We are well aware of the fact that it might break user space and prepared for reverting it. In hindsight we should have never introduced CLOCK_BOOTTIME, but back in the days not all architectures were converted to the generic timekeeping infrastructure.

We have discussed that back and forth and finally decided to give it a try. If you or anyone else observes wreckage please let us know immediately.

Possible side-effects of CLOCK_MONOTONIC change?

Posted Apr 17, 2018 9:18 UTC (Tue) by epa (subscriber, #39769) [Link]

OK, makes sense. Maybe the unambiguous new CLOCK_MONOTONIC_ACTIVE should be added first (and backported to stable kernels) so applications that really want that can be prepared for the change. But this is just an ignorant suggestion.

Possible side-effects of CLOCK_MONOTONIC change?

Posted Apr 19, 2018 12:47 UTC (Thu) by lynxeye (subscriber, #90890) [Link]

I didn't observe it yet, but I definitely can see a place where things will break: Most DRM drivers are specifying IOCTL timeouts as absolute timeouts in terms of CLOCK_MONOTONIC. So if GPU operations get suspended and only submitted to the hardware after resume, the userspace will see a lot of its waits time out, while the GPU is still happily working through it's queue of work.

This is unexpected and I bet most of the graphics userspace will fall over if it hits such a condition.

Possible side-effects of CLOCK_MONOTONIC change?

Posted Apr 27, 2018 3:38 UTC (Fri) by njs (subscriber, #40338) [Link] (1 responses)

Traditionally nanosleep() and the timeouts in select(), epoll_wait(), etc., have all used the CLOCK_MONOTONIC clock, so that if you sleep for 10 seconds, and after 5 seconds the system is suspended for an hour, then after it wakes up again the process keeps sleeping for another 5 seconds.
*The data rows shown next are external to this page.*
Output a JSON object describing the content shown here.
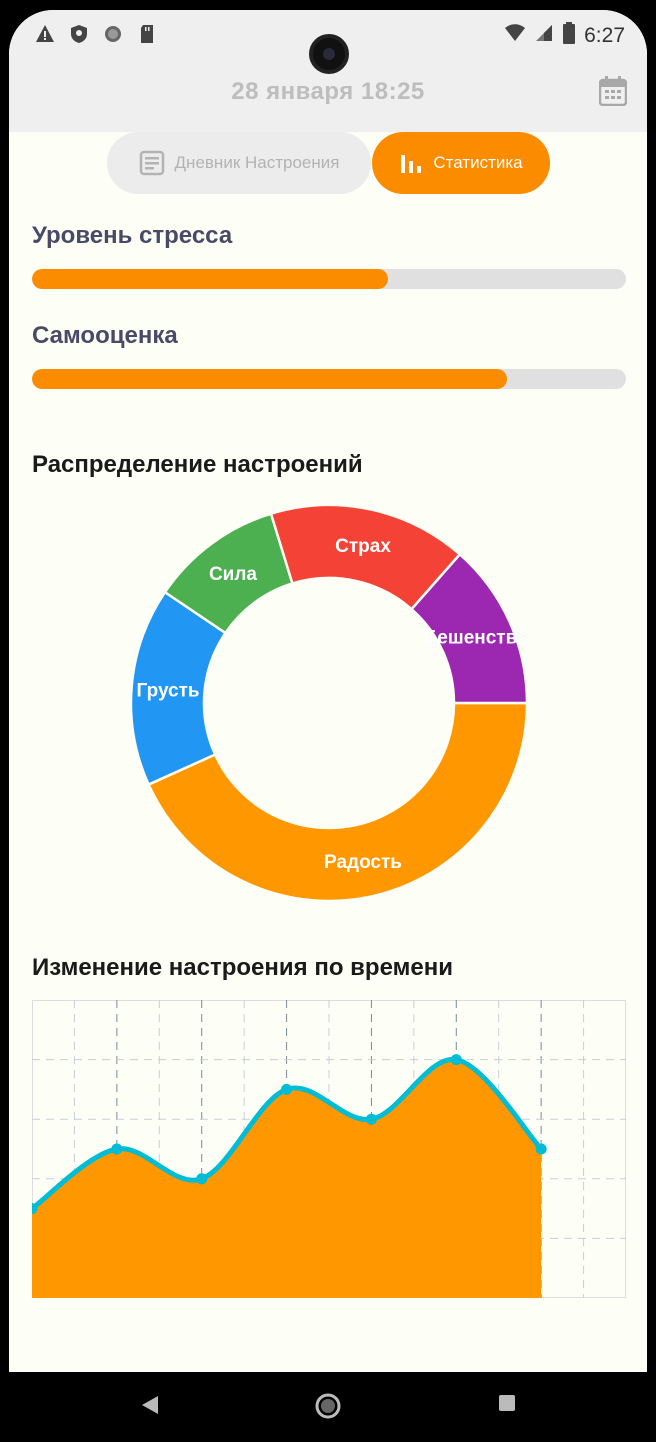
{
  "status_bar": {
    "time": "6:27",
    "left_icons": [
      "warning-icon",
      "shield-icon",
      "circle-icon",
      "sd-card-icon"
    ],
    "right_icons": [
      "wifi-icon",
      "signal-icon",
      "battery-icon"
    ]
  },
  "header": {
    "date": "28 января 18:25",
    "calendar_icon": "calendar-icon"
  },
  "tabs": [
    {
      "label": "Дневник Настроения",
      "icon": "notes-icon",
      "active": false
    },
    {
      "label": "Статистика",
      "icon": "bar-chart-icon",
      "active": true
    }
  ],
  "stress": {
    "title": "Уровень стресса",
    "level": 0.6
  },
  "self_esteem": {
    "title": "Самооценка",
    "level": 0.8
  },
  "colors": {
    "accent": "#fb8c00",
    "line": "#00bcd4",
    "track": "#e0e0e0"
  },
  "distribution": {
    "title": "Распределение настроений"
  },
  "timeline": {
    "title": "Изменение настроения по времени"
  },
  "chart_data": [
    {
      "type": "pie",
      "title": "Распределение настроений",
      "donut": true,
      "slices": [
        {
          "label": "Радость",
          "value": 40,
          "color": "#ff9800"
        },
        {
          "label": "Грусть",
          "value": 15,
          "color": "#2196f3"
        },
        {
          "label": "Сила",
          "value": 10,
          "color": "#4caf50"
        },
        {
          "label": "Страх",
          "value": 15,
          "color": "#f44336"
        },
        {
          "label": "Бешенство",
          "value": 12.5,
          "color": "#9c27b0"
        }
      ]
    },
    {
      "type": "area",
      "title": "Изменение настроения по времени",
      "x": [
        0,
        1,
        2,
        3,
        4,
        5,
        6
      ],
      "y": [
        3,
        5,
        4,
        7,
        6,
        8,
        5
      ],
      "xlim": [
        0,
        7
      ],
      "ylim": [
        0,
        10
      ],
      "grid": true,
      "fill_color": "#ff9800",
      "line_color": "#00bcd4"
    }
  ],
  "nav": {
    "back_icon": "back-triangle-icon",
    "home_icon": "home-circle-icon",
    "recents_icon": "recents-square-icon"
  }
}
Did you keep the relationship between sleeping syscalls and CLOCK_MONOTONIC – so that e.g. a nanosleep() before suspend will now wake up immediately on resume? Or did you keep the old sleeping syscall semantics, and break the relationship with CLOCK_MONOTONIC?

As far as I know, all correct event loops currently depend on the assumption that sleeping syscalls and CLOCK_MONOTONIC match each other. For example, if I set a timeout for T seconds from now, the event loop will:

- use (clock_gettime(CLOCK_MONOTONIC) + T) to calculate the absolute time of the timeout
- later, when it calls epoll_wait(), it'll choose the timeout by doing (deadline - clock_gettime(CLOCK_MONOTONIC))
- then it passes that timeout to epoll_wait()

Right now that's sufficient to ensure that epoll_wait() will return when clock_gettime(CLOCK_MONOTONIC) == deadline, or thereabouts... but if CLOCK_MONOTONIC starts counting suspend time, while epoll_wait() doesn't, then we'll start sleeping too long and missing our deadlines by an arbitrary amount.

Or at least, that's what the event loop I maintain does, which is why I want to know :-).

(As an added bonus, if I *do* have to switch to CLOCK_MONOTONIC_ACTIVE, that's going to be a hassle. Currently the event loop is implemented in Python, and the Python standard library obviously doesn't yet have any bindings for CLOCK_MONOTONIC_ACTIVE. Given where we are in the release cycle, the earliest they could be added is 1.5-2 years from now. In the mean time I guess it becomes temporarily impossible to implement an event loop in Python on Linux; you have to write part of it in C, and that's a huge obstacle for distribution :-(.)

Possible side-effects of CLOCK_MONOTONIC change?

Posted Apr 27, 2018 3:52 UTC (Fri) by njs (subscriber, #40338) [Link]

> In the mean time I guess it becomes temporarily impossible to implement an event loop in Python on Linux; you have to write part of it in C, and that's a huge obstacle for distribution :-(.

On further investigation, it looks like it's not quite as bad as I thought – CLOCK_MONOTONIC_ACTIVE can be queried from Python with:

time.clock_gettime(12)

(Untested, since I don't have a kernel with CLOCK_MONOTONIC_ACTIVE support).